In May 1628 the regiment received orders to march with all speed to Elsinore, whence it was shipped to serve as garrison in Stralsund, which at that time was menaced by the attacks of Wallenstein, and had been taken under the protection of Christian IV. Here Monro and his men were to experience their severest trials in the Danish service. Wallenstein, who had sworn to take the town "were it grappled to Heaven with iron chains", pushed the siege with great fury. Three attempts at storm were made upon the positions held by Monro; outworks were taken and retaken in desperate nocturnal encounters with pike, club and partisan; the regiment in a few weeks lost more than half its strength. But Scottish blood did not flow in vain: the town was held, despite Wallenstein’s efforts, and the Imperialists, as Monro points out with satisfaction, lost in their attacks at least thrice as many men as he. When the crisis was at its worst, he was cheered by the arrival of a famous fellow-countryman, Alexander Leslie, Major-General in the Swedish service, who had been sent with sufficient aid by Gustavus Adolphus; and Monro in reporting this unexpected deliverance compares Stralsund with Sara the wife of Abraham, who was made fruitful when she least expected it. The Danish troops were now withdrawn; and with such of his men as survived — and, for his own part, with a musket-ball in one knee — Monro returned to Copenhagen. Here Lord Reay now appeared with a large number of new levies which he had raised on a recruiting tour in Scotland, and the regiment was again brought up to its full strength of twelve companies.
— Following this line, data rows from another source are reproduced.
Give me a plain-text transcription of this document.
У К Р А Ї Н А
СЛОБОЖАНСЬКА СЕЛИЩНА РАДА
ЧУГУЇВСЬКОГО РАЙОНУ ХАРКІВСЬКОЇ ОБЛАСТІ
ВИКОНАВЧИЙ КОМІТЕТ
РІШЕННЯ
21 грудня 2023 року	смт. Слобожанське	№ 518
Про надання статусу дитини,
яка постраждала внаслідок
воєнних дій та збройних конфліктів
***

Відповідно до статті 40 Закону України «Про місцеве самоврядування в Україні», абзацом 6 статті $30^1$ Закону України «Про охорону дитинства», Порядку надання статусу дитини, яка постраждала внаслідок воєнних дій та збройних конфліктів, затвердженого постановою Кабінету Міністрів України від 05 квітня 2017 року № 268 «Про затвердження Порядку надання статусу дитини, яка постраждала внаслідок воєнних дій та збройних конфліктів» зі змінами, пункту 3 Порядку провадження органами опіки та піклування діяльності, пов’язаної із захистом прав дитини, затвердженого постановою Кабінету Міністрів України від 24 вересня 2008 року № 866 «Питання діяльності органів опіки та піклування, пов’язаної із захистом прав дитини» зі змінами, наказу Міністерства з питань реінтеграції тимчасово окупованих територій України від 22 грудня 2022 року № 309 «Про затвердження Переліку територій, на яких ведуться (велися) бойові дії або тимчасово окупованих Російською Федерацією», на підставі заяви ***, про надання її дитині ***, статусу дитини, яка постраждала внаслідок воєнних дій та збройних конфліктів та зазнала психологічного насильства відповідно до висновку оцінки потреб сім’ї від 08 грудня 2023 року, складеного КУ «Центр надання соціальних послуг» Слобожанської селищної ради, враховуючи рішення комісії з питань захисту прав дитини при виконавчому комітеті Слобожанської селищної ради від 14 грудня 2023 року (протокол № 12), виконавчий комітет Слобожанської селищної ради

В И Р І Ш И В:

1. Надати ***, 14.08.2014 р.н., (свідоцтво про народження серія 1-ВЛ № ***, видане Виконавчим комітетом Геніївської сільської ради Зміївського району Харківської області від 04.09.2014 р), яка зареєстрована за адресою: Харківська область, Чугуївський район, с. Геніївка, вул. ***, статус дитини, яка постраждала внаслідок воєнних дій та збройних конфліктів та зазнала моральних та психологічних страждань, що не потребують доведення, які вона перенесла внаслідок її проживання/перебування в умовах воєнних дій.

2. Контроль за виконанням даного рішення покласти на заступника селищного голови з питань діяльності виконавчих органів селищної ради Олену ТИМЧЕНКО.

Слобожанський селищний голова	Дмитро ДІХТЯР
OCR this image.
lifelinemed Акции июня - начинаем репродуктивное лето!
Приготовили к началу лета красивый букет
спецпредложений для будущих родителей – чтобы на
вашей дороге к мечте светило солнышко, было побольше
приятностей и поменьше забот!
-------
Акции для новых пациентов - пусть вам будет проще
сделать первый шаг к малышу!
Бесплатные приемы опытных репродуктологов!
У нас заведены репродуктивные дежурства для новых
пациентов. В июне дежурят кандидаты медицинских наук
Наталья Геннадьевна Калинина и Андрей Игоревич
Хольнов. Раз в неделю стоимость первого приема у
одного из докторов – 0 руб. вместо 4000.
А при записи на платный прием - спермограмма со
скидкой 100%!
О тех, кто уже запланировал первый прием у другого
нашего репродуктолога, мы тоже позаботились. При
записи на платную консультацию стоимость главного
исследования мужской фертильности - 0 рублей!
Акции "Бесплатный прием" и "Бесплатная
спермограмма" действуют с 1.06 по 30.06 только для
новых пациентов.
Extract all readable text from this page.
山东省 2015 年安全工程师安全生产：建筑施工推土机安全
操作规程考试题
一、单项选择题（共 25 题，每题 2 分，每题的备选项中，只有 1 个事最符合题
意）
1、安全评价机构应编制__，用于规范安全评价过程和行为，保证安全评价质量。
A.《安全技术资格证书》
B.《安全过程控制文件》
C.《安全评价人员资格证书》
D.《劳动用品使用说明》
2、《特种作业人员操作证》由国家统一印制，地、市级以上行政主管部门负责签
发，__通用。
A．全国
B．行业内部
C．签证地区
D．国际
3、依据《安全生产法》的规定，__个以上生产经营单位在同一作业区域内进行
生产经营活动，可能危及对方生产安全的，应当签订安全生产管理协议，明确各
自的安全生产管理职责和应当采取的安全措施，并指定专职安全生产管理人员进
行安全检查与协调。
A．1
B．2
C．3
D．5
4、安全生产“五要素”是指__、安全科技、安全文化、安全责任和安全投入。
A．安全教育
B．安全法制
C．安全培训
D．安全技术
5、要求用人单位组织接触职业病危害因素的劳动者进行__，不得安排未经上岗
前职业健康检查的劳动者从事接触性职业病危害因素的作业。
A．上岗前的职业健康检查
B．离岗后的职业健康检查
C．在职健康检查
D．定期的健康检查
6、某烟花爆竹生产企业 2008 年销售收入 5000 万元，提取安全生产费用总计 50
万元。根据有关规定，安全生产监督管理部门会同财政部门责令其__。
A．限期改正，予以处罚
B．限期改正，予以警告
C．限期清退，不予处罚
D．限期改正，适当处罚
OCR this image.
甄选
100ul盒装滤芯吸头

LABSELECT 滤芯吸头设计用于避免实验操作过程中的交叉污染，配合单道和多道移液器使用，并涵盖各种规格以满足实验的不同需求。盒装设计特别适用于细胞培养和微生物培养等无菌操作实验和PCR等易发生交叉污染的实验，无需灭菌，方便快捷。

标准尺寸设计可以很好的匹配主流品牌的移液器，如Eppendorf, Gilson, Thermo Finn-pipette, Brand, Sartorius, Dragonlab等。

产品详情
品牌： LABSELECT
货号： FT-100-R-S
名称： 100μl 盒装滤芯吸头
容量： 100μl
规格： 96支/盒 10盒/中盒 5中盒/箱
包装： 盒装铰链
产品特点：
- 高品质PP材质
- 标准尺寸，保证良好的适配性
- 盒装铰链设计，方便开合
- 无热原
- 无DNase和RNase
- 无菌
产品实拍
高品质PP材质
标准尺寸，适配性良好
In the winter of 1628-1629 Monro lay in quarters in "Malline [Malmo] in Skonland", with a couple of companies in "Alzenburg" [Halsingborg] and one in "London" [Lund] in the same kingdom. Malmö makes a favourable impression on the observant Lieutenant-Colonel: The food in burgher homes he finds excellent without being extravagant; silver articles were plentiful and servants numerous; while the better class of people made laudable efforts to imitate the King, as far as possible, in dress, manners and appearance.